If you are in bed or relaxing in the back of your camper and the ignition keys are not in the ignition. The burden of proof is upon the prosecution that you 'intended' to drive.
The reverse burden of proof provision in s 5(2) of the Road Traffic Act 1988 was to be read down pursuant to s 3(1) of the Human Rights Act 1998, in order for it to be compatible with art 6(2) of the Convention for the Protection of Human Rights and Fundamental Freedoms, so that it imposed only an evidential burden on the accused.
The Queen's Bench Divisional Court so held (Henriques J dissenting) when allowing an appeal by the defendant, Peter Sheldrake, by way of case stated against his conviction by Harwich justices on 26 June 2001 of being in charge of a motor vehicle after consuming so much alcohol that the proportion of alcohol in his breath exceeded the prescribed limit, contrary to s 5(1)(B) of the 1988 Act.
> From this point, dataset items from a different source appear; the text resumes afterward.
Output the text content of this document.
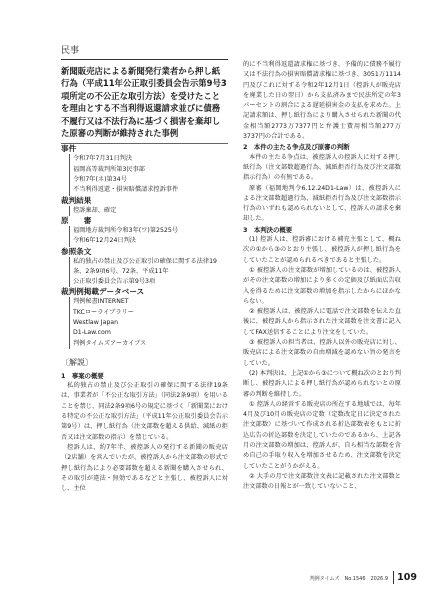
民事
新聞販売店による新聞発行業者から押し紙行為（平成11年公正取引委員会告示第9号3項所定の不公正な取引方法）を受けたことを理由とする不当利得返還請求並びに債務不履行又は不法行為に基づく損害を棄却した原審の判断が維持された事例
事件
令和7年7月31日判決
福岡高等裁判所第3民事部
令和7年(ネ)第34号
不当利得返還・損害賠償請求控訴事件
裁判結果
控訴棄却、確定
原　　審
福岡地方裁判所令和3年(ワ)第2525号
令和6年12月24日判決
参照条文
私的独占の禁止及び公正取引の確保に関する法律19条、2条9項6号、72条、平成11年
公正取引委員会告示第9号3項
裁判例掲載データベース
判例秘書INTERNET
TKCローライブラリー
Westlaw Japan
D1-Law.com
判例タイムズアーカイブス
〔解説〕
1　事案の概要
私的独占の禁止及び公正取引の確保に関する法律19条は、事業者が「不公正な取引方法」（同法2条9項）を用いることを禁じ、同法2条9項6号の規定に基づく「新聞業における特定の不公正な取引方法」（平成11年公正取引委員会告示第9号）は、押し紙行為（注文部数を超える供給、減紙の拒否又は注文部数の指示）を禁じている。
控訴人は、約7年半、被控訴人の発行する新聞の販売店（2店舗）を営んでいたが、被控訴人から注文部数の形式で押し紙行為により必要部数を超える新聞を購入させられ、その取引が違法・無効であるなどと主張し、被控訴人に対し、主位
的に不当利得返還請求権に基づき、予備的に債務不履行又は不法行為の損害賠償請求権に基づき、3051万1114円及びこれに対する令和2年12月1日（控訴人が販売店を廃業した日の翌日）から支払済みまで民法所定の年3パーセントの割合による遅延損害金の支払を求めた。上記請求額は、押し紙行為により購入させられた新聞の代金相当額2773万7377円と弁護士費用相当額277万3737円の合計である。
2　本件の主たる争点及び原審の判断
本件の主たる争点は、被控訴人の控訴人に対する押し紙行為（注文部数超過行為、減紙拒否行為及び注文部数指示行為）の有無である。
原審（福岡地判令6.12.24D1-Law）は、被控訴人による注文部数超過行為、減紙拒否行為及び注文部数指示行為のいずれも認められないとして、控訴人の請求を棄却した。
3　本判決の概要
(1) 控訴人は、控訴審における補充主張として、概ね次の①から③のとおり主張し、被控訴人が押し紙行為をしていたことが認められるべきであると主張した。
① 被控訴人の注文部数が増加しているのは、被控訴人がその注文部数の増加により多くの定価及び紙面広告収入を得るために注文部数の増加を指示したからにほかならない。
② 被控訴人は、被控訴人に電話で注文部数を伝えた直後に、被控訴人から指示された注文部数を注文書に記入してFAX送信することにより注文をしていた。
③ 被控訴人の担当者は、控訴人以外の販売店に対し、販売店による注文部数の自由増減を認めない旨の発言をしていた。
(2) 本判決は、上記①から③について概ね次のとおり判断し、被控訴人による押し紙行為が認められないとの原審の判断を維持した。
① 控訴人の経営する販売店の所在する地域では、毎年4月及び10月の販売店の定数（定数改定日に決定された注文部数）に基づいて作成される折込部数表をもとに折込広告の折込部数を決定していたのであるから、上記各月の注文部数の増加は、控訴人が、自ら相当な部数を含め自己の手取り収入を増加させるため、注文部数を決定していたことがうかがえる。
② 大手の月で注文部数注文表に記載された注文部数と注文部数の日報とが一致していないこと、
判例タイムズ　No.1546　2026.9 109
S 5 of the Road Traffic Act 1988 provided: "(1) If a person…(B) is in charge of a motor vehicle on a road or other public place, after consuming so much alcohol that the proportion of it in his breath, blood or urine exceeds the prescribed limit he is guilty of an offence. (2) It is a defence for a person charged with an offence under subsection (1)(B) above to prove that at the time he is alleged to have committed the offence the circumstances were such that there was no likelihood of his driving the vehicle whilst the proportion of alcohol in his breath, blood or urine remained likely to exceed the prescribed limit."
CLARKE LJ said that s 5(1)(B) of the 1988 Act, read with s 5(2), made an inroad on or derogated from the presumption of innocence in art 6(2) of the Convention because it enabled an accused to be convicted even though the court was not sure that there was a likelihood or risk of his driving. A legitimate aim was being pursued by s 5(2) in that the likelihood or otherwise of the accused driving would normally have involved consideration of the accused's present or future intention to drive. The burden of proving that the accused was driving or attempting to drive was on the prosecution. So too should the burden of proving that there was real risk of the accused who was in charge when over the limit driving the car, once the issue had been raised by the accused by pointing to some evidence that there was no likelihood of his doing so. The prosecution had failed to show that it was necessary to impose a legal burden on the accused to show that there was no likelihood of his driving while still over the limit. It had not been shown to be proportionate to impose a legal burden. It was possible to read down s 5(2) of the 1988 Act so that it imposed only an evidential burden, and it should have been so read under s 3(1) of the 1998 Act because it was necessary to do so in order to ensure that it was compatible with the Convention. S 5(2) could be read as follows: "It is a defence for a person charged with an offence under subsection (1)(B) above to demonstrate from the evidence an arguable case that at the time he was alleged to have committed the offence the circumstances were such that there was no likelihood of his driving the vehicle whilst the proportion of alcohol in his breath, blood or urine remained likely to exceed the prescribed limit". If the accused satisfied the evidential burden, it was for the prosecution to prove beyond reasonable doubt that the circumstances were not such that there was no likelihood of his driving whilst the proportion of alcohol in his breath, blood or urine remained likely to exceed the prescribed limit.